Поэтому, когда Гилфорд Лоу уселся за барную стойку и заказал выпивку, она поставила перед ним стакан и спросила:
– У вас тут нынче что, какое-то собрание?
Он вежливо поблагодарил, а потом сказал:
– Не понимаю, о чем вы.
– Ага, как же, не понимаете.
Он посмотрел на нее долгим взглядом:
– Вас же Карен зовут, да?
– Да, мистер Я-Вот-Уже-Год-Пасусь-Тут-У-Вас-Каждый-Вечер, именно так меня и зовут.
– Карен, это неуместный вопрос.
– Иными словами, меня не касается. Но что-то назревает.
– В самом деле?
– Ну, у кого есть глаза, тот увидит. Похоже, сегодня тут присутствует каждая железнодорожная крыса, каждая лесная блоха с Территорий. Вашего брата проще простого узнать по внешнему виду.
«Потому что вы выглядите как люди, которые наголодались и натерпелись боли, но отказываются умирать». Впрочем, этого Карен говорить не собиралась.
На долю секунды ей показалось, что он сейчас откроется.

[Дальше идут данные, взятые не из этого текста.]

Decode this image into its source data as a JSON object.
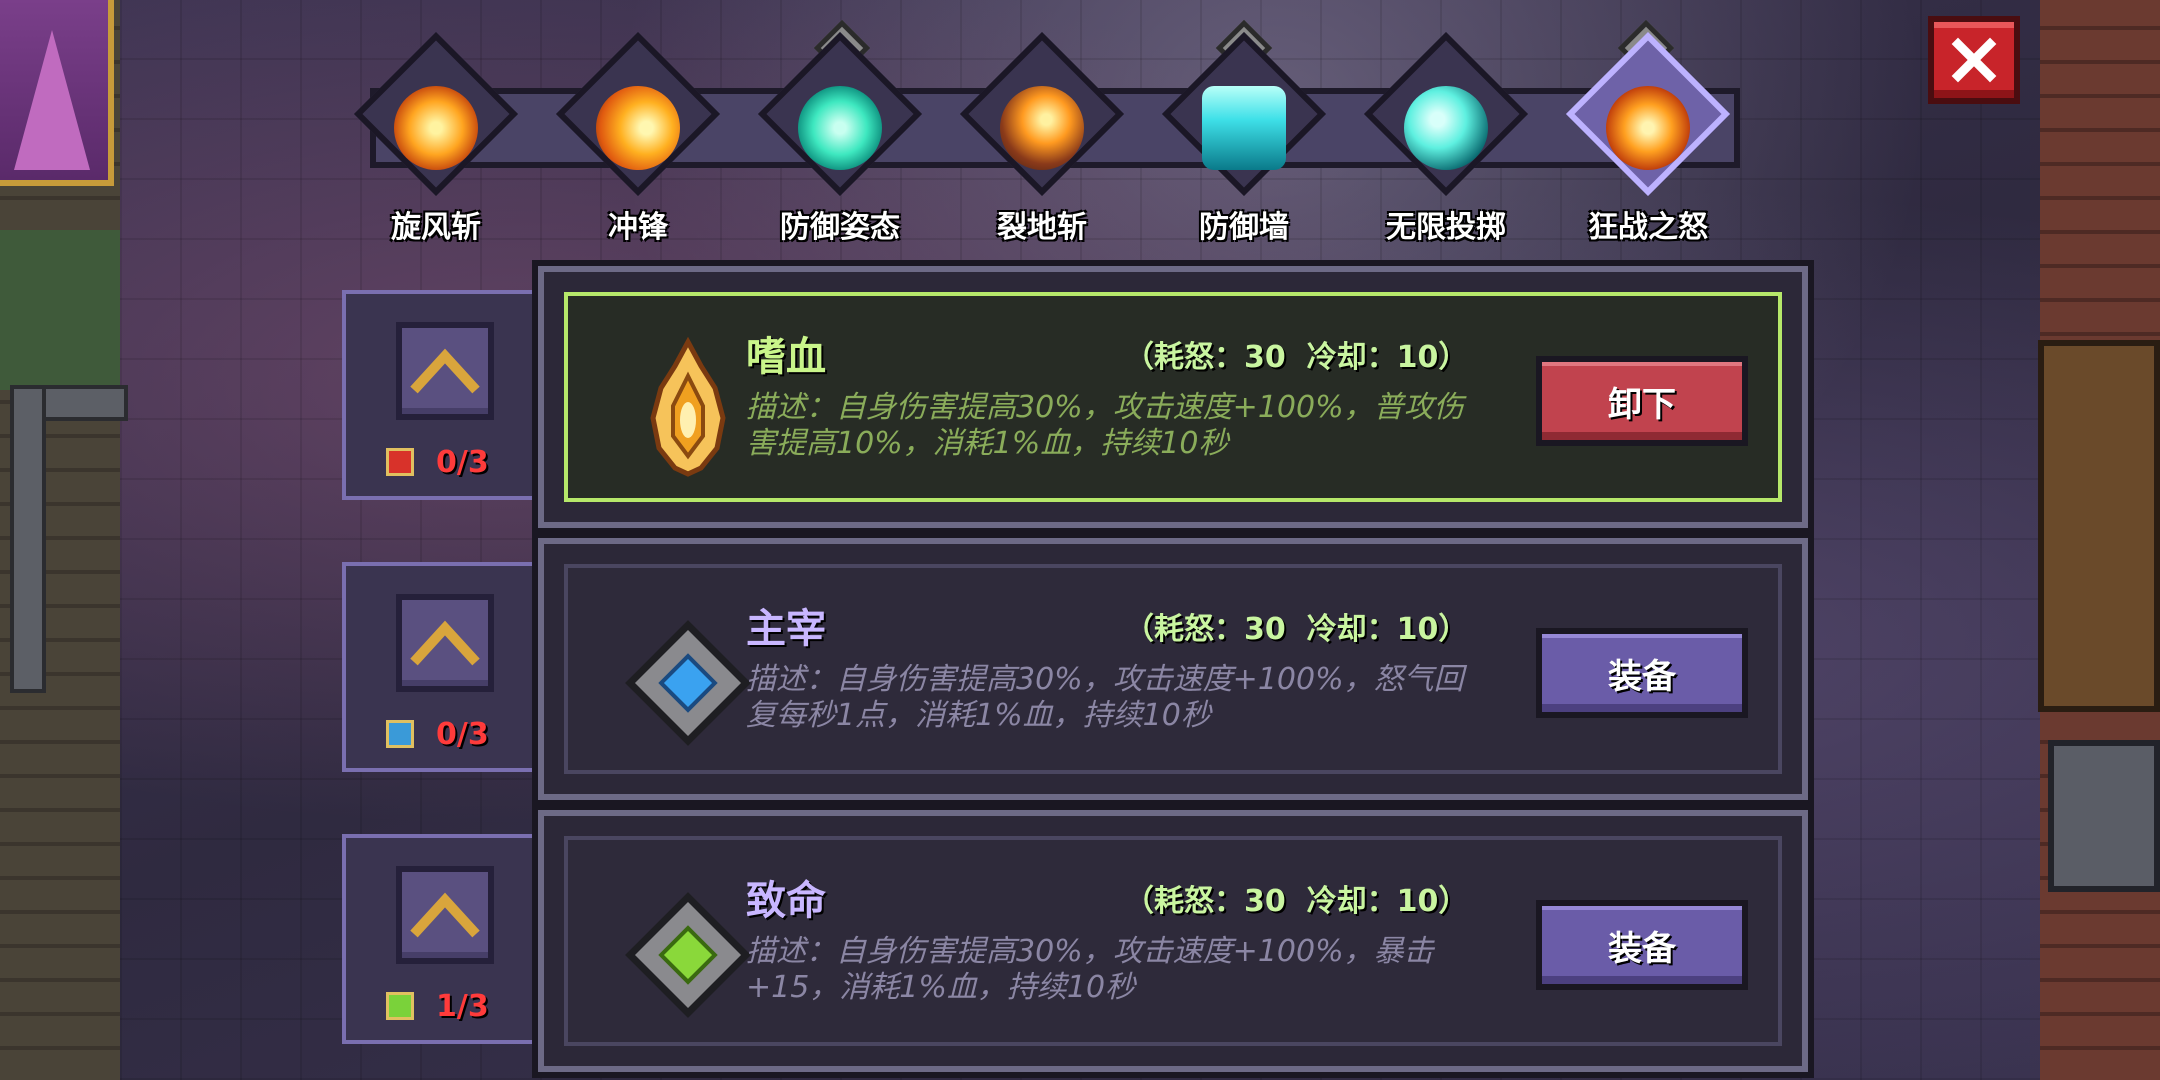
{
  "colors": {
    "close_red": "#c8242a",
    "selected_border": "#b6e86a",
    "unequip_red": "#c1434e",
    "equip_purple": "#6a5ca8",
    "level_red": "#ff3b3b"
  },
  "skill_tabs": [
    {
      "label": "旋风斩",
      "icon": "whirlwind-icon"
    },
    {
      "label": "冲锋",
      "icon": "charge-icon"
    },
    {
      "label": "防御姿态",
      "icon": "defense-stance-icon",
      "gem": "green"
    },
    {
      "label": "裂地斩",
      "icon": "ground-slash-icon"
    },
    {
      "label": "防御墙",
      "icon": "defense-wall-icon",
      "gem": "blue"
    },
    {
      "label": "无限投掷",
      "icon": "infinite-throw-icon"
    },
    {
      "label": "狂战之怒",
      "icon": "berserker-rage-icon",
      "gem": "red",
      "active": true
    }
  ],
  "runes": [
    {
      "name": "嗜血",
      "cost": "（耗怒：30  冷却：10）",
      "desc": "描述：自身伤害提高30%，攻击速度+100%，普攻伤害提高10%，消耗1%血，持续10秒",
      "button": "卸下",
      "level": "0/3",
      "icon": "bloodlust-flame-icon",
      "equipped": true
    },
    {
      "name": "主宰",
      "cost": "（耗怒：30  冷却：10）",
      "desc": "描述：自身伤害提高30%，攻击速度+100%，怒气回复每秒1点，消耗1%血，持续10秒",
      "button": "装备",
      "level": "0/3",
      "icon": "blue-gem-icon",
      "equipped": false
    },
    {
      "name": "致命",
      "cost": "（耗怒：30  冷却：10）",
      "desc": "描述：自身伤害提高30%，攻击速度+100%，暴击+15，消耗1%血，持续10秒",
      "button": "装备",
      "level": "1/3",
      "icon": "green-gem-icon",
      "equipped": false
    }
  ]
}
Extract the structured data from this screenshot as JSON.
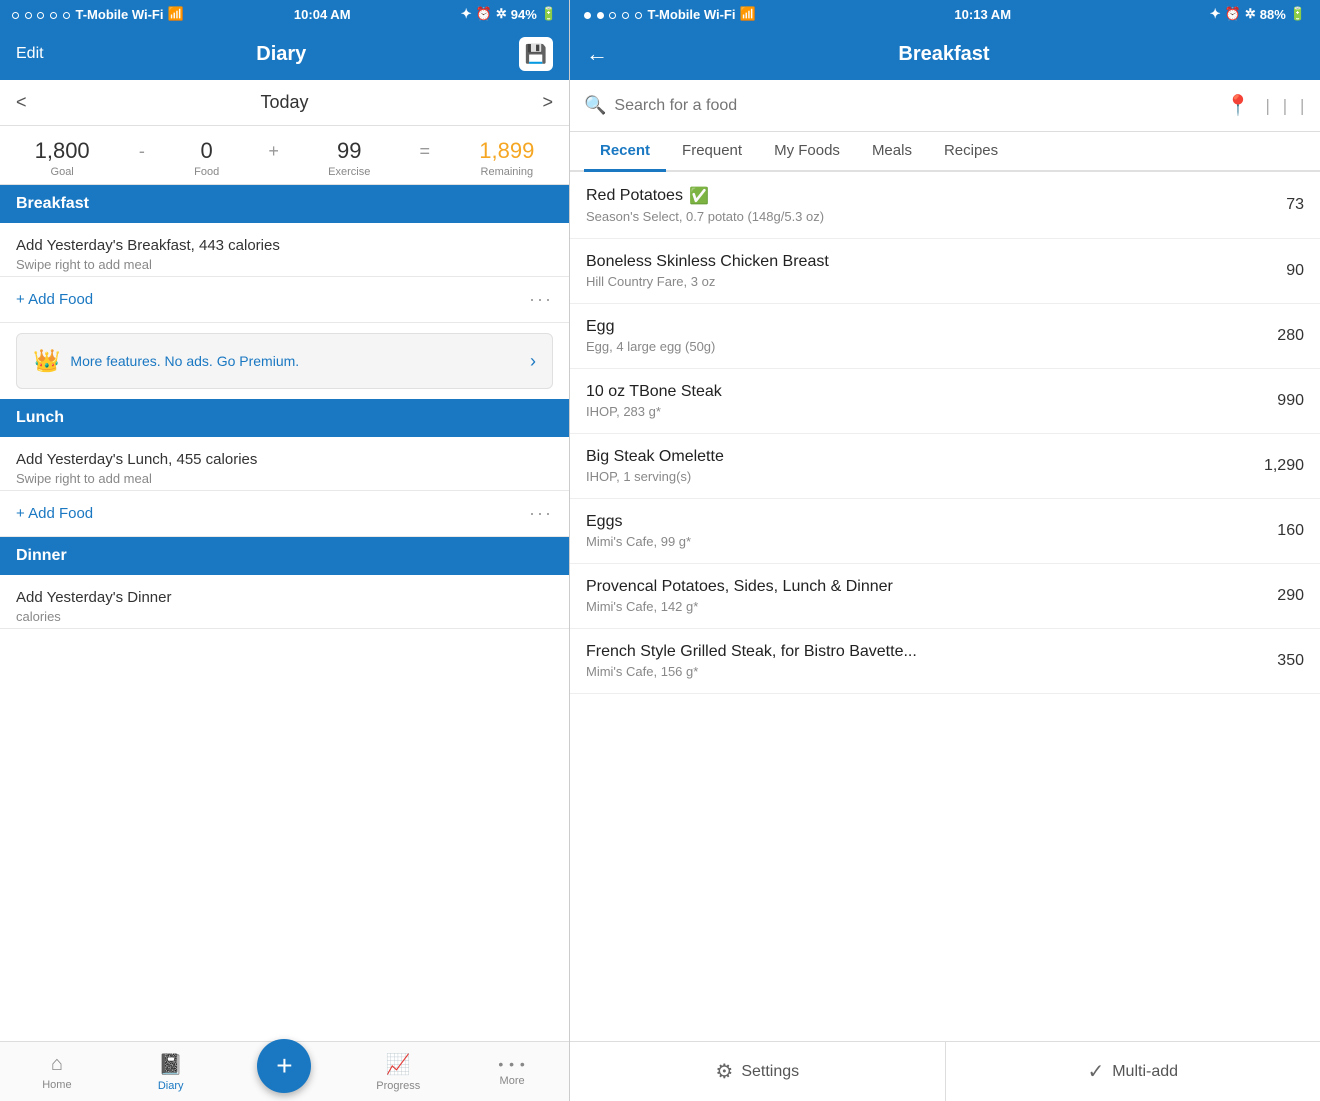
{
  "left": {
    "statusBar": {
      "carrier": "T-Mobile Wi-Fi",
      "time": "10:04 AM",
      "battery": "94%"
    },
    "header": {
      "editLabel": "Edit",
      "title": "Diary",
      "saveIcon": "💾"
    },
    "dateNav": {
      "prev": "<",
      "date": "Today",
      "next": ">"
    },
    "calories": {
      "goal": "1,800",
      "goalLabel": "Goal",
      "op1": "-",
      "food": "0",
      "foodLabel": "Food",
      "op2": "+",
      "exercise": "99",
      "exerciseLabel": "Exercise",
      "op3": "=",
      "remaining": "1,899",
      "remainingLabel": "Remaining"
    },
    "breakfast": {
      "title": "Breakfast",
      "suggestion": "Add Yesterday's Breakfast, 443 calories",
      "suggestionSub": "Swipe right to add meal",
      "addFood": "+ Add Food"
    },
    "premium": {
      "icon": "👑",
      "text": "More features. No ads. Go Premium.",
      "arrow": "›"
    },
    "lunch": {
      "title": "Lunch",
      "suggestion": "Add Yesterday's Lunch, 455 calories",
      "suggestionSub": "Swipe right to add meal",
      "addFood": "+ Add Food"
    },
    "dinner": {
      "title": "Dinner",
      "suggestion": "Add Yesterday's Dinner",
      "suggestionSub": "calories"
    },
    "tabs": [
      {
        "id": "home",
        "icon": "⌂",
        "label": "Home"
      },
      {
        "id": "diary",
        "icon": "📓",
        "label": "Diary",
        "active": true
      },
      {
        "id": "add",
        "icon": "+",
        "label": ""
      },
      {
        "id": "progress",
        "icon": "📈",
        "label": "Progress"
      },
      {
        "id": "more",
        "icon": "•••",
        "label": "More"
      }
    ]
  },
  "right": {
    "statusBar": {
      "carrier": "T-Mobile Wi-Fi",
      "time": "10:13 AM",
      "battery": "88%"
    },
    "header": {
      "backLabel": "←",
      "title": "Breakfast"
    },
    "search": {
      "placeholder": "Search for a food",
      "locationIcon": "📍",
      "barcodeIcon": "|||"
    },
    "tabs": [
      {
        "id": "recent",
        "label": "Recent",
        "active": true
      },
      {
        "id": "frequent",
        "label": "Frequent"
      },
      {
        "id": "myfoods",
        "label": "My Foods"
      },
      {
        "id": "meals",
        "label": "Meals"
      },
      {
        "id": "recipes",
        "label": "Recipes"
      }
    ],
    "foods": [
      {
        "name": "Red Potatoes",
        "verified": true,
        "detail": "Season's Select, 0.7 potato (148g/5.3 oz)",
        "calories": "73"
      },
      {
        "name": "Boneless Skinless Chicken Breast",
        "verified": false,
        "detail": "Hill Country Fare, 3 oz",
        "calories": "90"
      },
      {
        "name": "Egg",
        "verified": false,
        "detail": "Egg, 4 large egg (50g)",
        "calories": "280"
      },
      {
        "name": "10 oz TBone Steak",
        "verified": false,
        "detail": "IHOP, 283 g*",
        "calories": "990"
      },
      {
        "name": "Big Steak Omelette",
        "verified": false,
        "detail": "IHOP, 1 serving(s)",
        "calories": "1,290"
      },
      {
        "name": "Eggs",
        "verified": false,
        "detail": "Mimi's Cafe, 99 g*",
        "calories": "160"
      },
      {
        "name": "Provencal Potatoes, Sides, Lunch & Dinner",
        "verified": false,
        "detail": "Mimi's Cafe, 142 g*",
        "calories": "290"
      },
      {
        "name": "French Style Grilled Steak, for Bistro Bavette...",
        "verified": false,
        "detail": "Mimi's Cafe, 156 g*",
        "calories": "350"
      }
    ],
    "actions": [
      {
        "id": "settings",
        "icon": "⚙",
        "label": "Settings"
      },
      {
        "id": "multiadd",
        "icon": "✓",
        "label": "Multi-add"
      }
    ]
  }
}
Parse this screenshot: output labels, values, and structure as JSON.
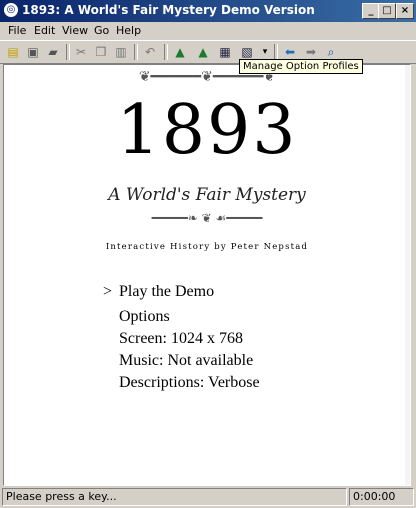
{
  "window": {
    "title": "1893: A World's Fair Mystery Demo Version"
  },
  "menu": [
    "File",
    "Edit",
    "View",
    "Go",
    "Help"
  ],
  "toolbar": {
    "tooltip": "Manage Option Profiles"
  },
  "game": {
    "title": "1893",
    "subtitle": "A World's Fair Mystery",
    "credit": "Interactive History by Peter Nepstad",
    "cursor": ">",
    "options": [
      "Play the Demo",
      "Options",
      "Screen: 1024 x 768",
      "Music: Not available",
      "Descriptions: Verbose"
    ]
  },
  "status": {
    "message": "Please press a key...",
    "time": "0:00:00"
  }
}
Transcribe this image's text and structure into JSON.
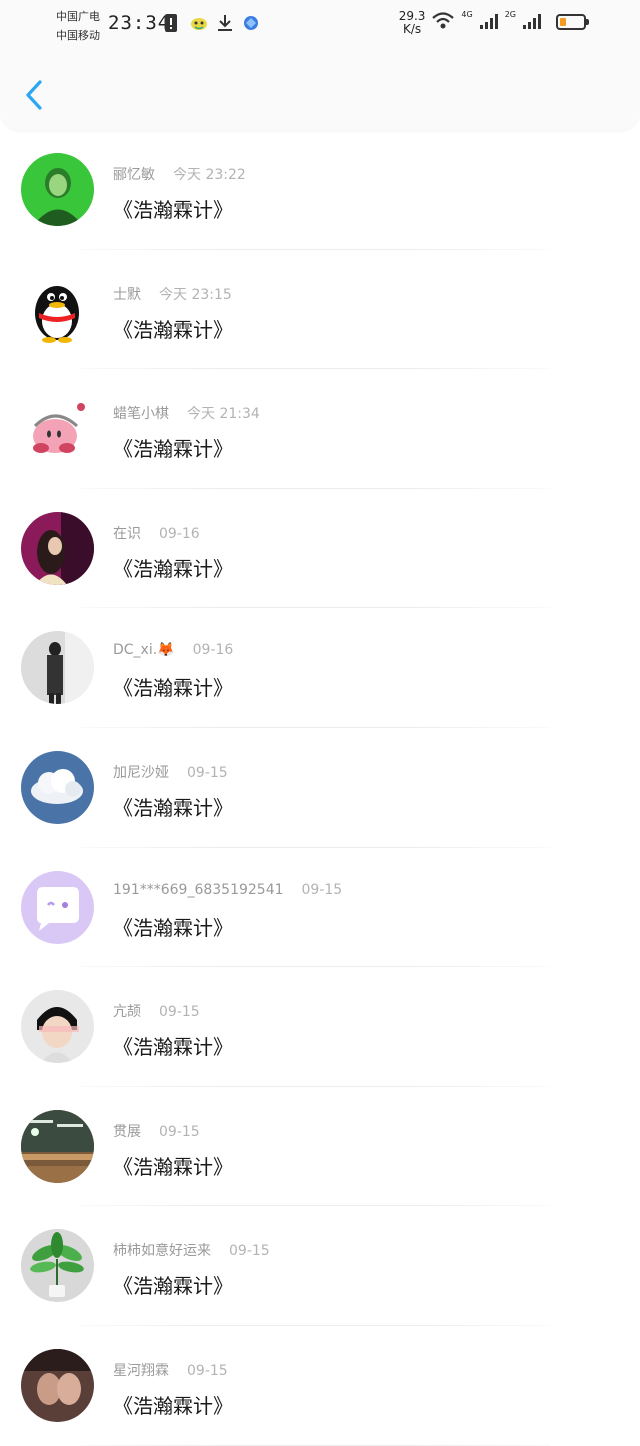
{
  "status_bar": {
    "carrier_1": "中国广电",
    "carrier_2": "中国移动",
    "time": "23:34",
    "speed_value": "29.3",
    "speed_unit": "K/s",
    "net_1": "4G",
    "net_2": "2G",
    "battery_color": "#f39c1f",
    "battery_level": 0.25
  },
  "nav": {
    "back_icon": "chevron-left-icon",
    "accent": "#2aa6f2"
  },
  "messages": [
    {
      "name": "郦忆敏",
      "time": "今天 23:22",
      "title": "《浩瀚霖计》",
      "avatar": "photo-green"
    },
    {
      "name": "士默",
      "time": "今天 23:15",
      "title": "《浩瀚霖计》",
      "avatar": "penguin"
    },
    {
      "name": "蜡笔小棋",
      "time": "今天 21:34",
      "title": "《浩瀚霖计》",
      "avatar": "kirby"
    },
    {
      "name": "在识",
      "time": "09-16",
      "title": "《浩瀚霖计》",
      "avatar": "photo-purple"
    },
    {
      "name": "DC_xi.🦊",
      "time": "09-16",
      "title": "《浩瀚霖计》",
      "avatar": "photo-grey"
    },
    {
      "name": "加尼沙娅",
      "time": "09-15",
      "title": "《浩瀚霖计》",
      "avatar": "cloud"
    },
    {
      "name": "191***669_6835192541",
      "time": "09-15",
      "title": "《浩瀚霖计》",
      "avatar": "chat-bubble"
    },
    {
      "name": "亢颉",
      "time": "09-15",
      "title": "《浩瀚霖计》",
      "avatar": "photo-face"
    },
    {
      "name": "贯展",
      "time": "09-15",
      "title": "《浩瀚霖计》",
      "avatar": "classroom"
    },
    {
      "name": "柿柿如意好运来",
      "time": "09-15",
      "title": "《浩瀚霖计》",
      "avatar": "plant"
    },
    {
      "name": "星河翔霖",
      "time": "09-15",
      "title": "《浩瀚霖计》",
      "avatar": "photo-dark"
    }
  ]
}
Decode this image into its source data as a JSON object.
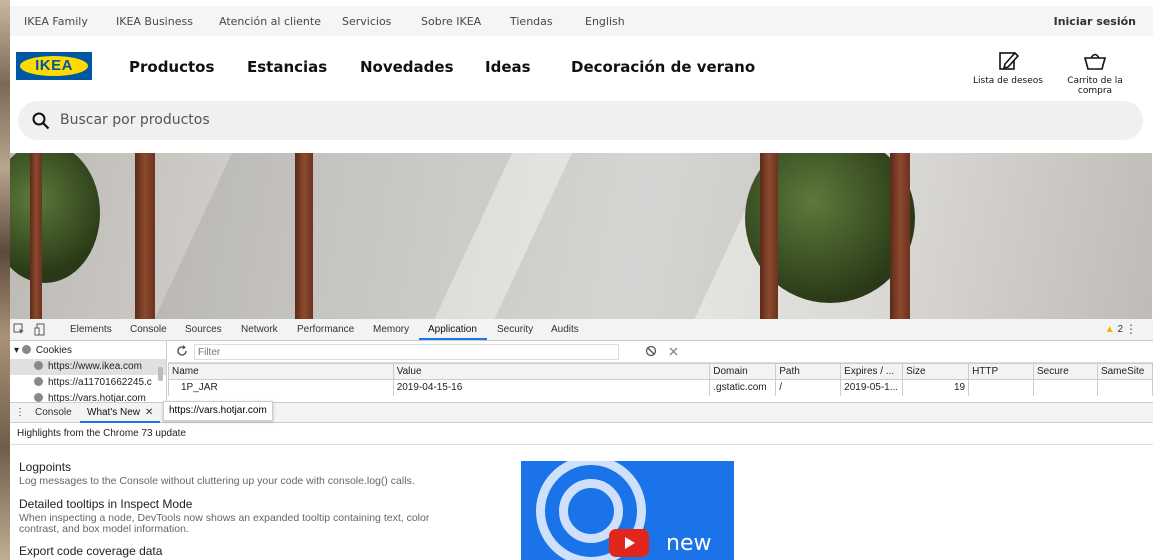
{
  "topbar": {
    "links": [
      "IKEA Family",
      "IKEA Business",
      "Atención al cliente",
      "Servicios",
      "Sobre IKEA",
      "Tiendas",
      "English"
    ],
    "login": "Iniciar sesión"
  },
  "header": {
    "logo_text": "IKEA",
    "nav": [
      "Productos",
      "Estancias",
      "Novedades",
      "Ideas",
      "Decoración de verano"
    ],
    "wishlist_label": "Lista de deseos",
    "cart_label": "Carrito de la compra"
  },
  "search": {
    "placeholder": "Buscar por productos"
  },
  "devtools": {
    "tabs": [
      "Elements",
      "Console",
      "Sources",
      "Network",
      "Performance",
      "Memory",
      "Application",
      "Security",
      "Audits"
    ],
    "active_tab": "Application",
    "warning_count": "2",
    "sidebar": {
      "section": "Cookies",
      "items": [
        "https://www.ikea.com",
        "https://a11701662245.c",
        "https://vars.hotjar.com"
      ]
    },
    "filter_placeholder": "Filter",
    "table": {
      "columns": [
        "Name",
        "Value",
        "Domain",
        "Path",
        "Expires / ...",
        "Size",
        "HTTP",
        "Secure",
        "SameSite"
      ],
      "rows": [
        [
          "1P_JAR",
          "2019-04-15-16",
          ".gstatic.com",
          "/",
          "2019-05-1...",
          "19",
          "",
          "",
          ""
        ]
      ]
    },
    "tooltip": "https://vars.hotjar.com",
    "drawer": {
      "tabs": [
        "Console",
        "What's New"
      ],
      "active_tab": "What's New",
      "subtitle": "Highlights from the Chrome 73 update",
      "features": [
        {
          "title": "Logpoints",
          "desc": "Log messages to the Console without cluttering up your code with console.log() calls."
        },
        {
          "title": "Detailed tooltips in Inspect Mode",
          "desc": "When inspecting a node, DevTools now shows an expanded tooltip containing text, color contrast, and box model information."
        },
        {
          "title": "Export code coverage data",
          "desc": ""
        }
      ],
      "video_label": "new"
    }
  },
  "colors": {
    "ikea_blue": "#0058a3",
    "ikea_yellow": "#ffdb00",
    "devtools_accent": "#1a73e8"
  }
}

На его лице промелькнуло такое горькое человеческое одиночество, что у Карен задрожала нижняя губа.
– Вы очень хорошенькая девушка, – произнес он вдруг.
– Меня уже лет пятнадцать никто не называл девушкой, мистер Лоу.
– Осень будет непростая.
– В самом деле?
– Возможно, я некоторое время не буду здесь появляться. Давайте условимся вот о чем. Если к весне я вернусь, то разыщу вас. Если вы не против, разумеется.
– Да с чего бы мне быть против? Только до весны еще сколько времени.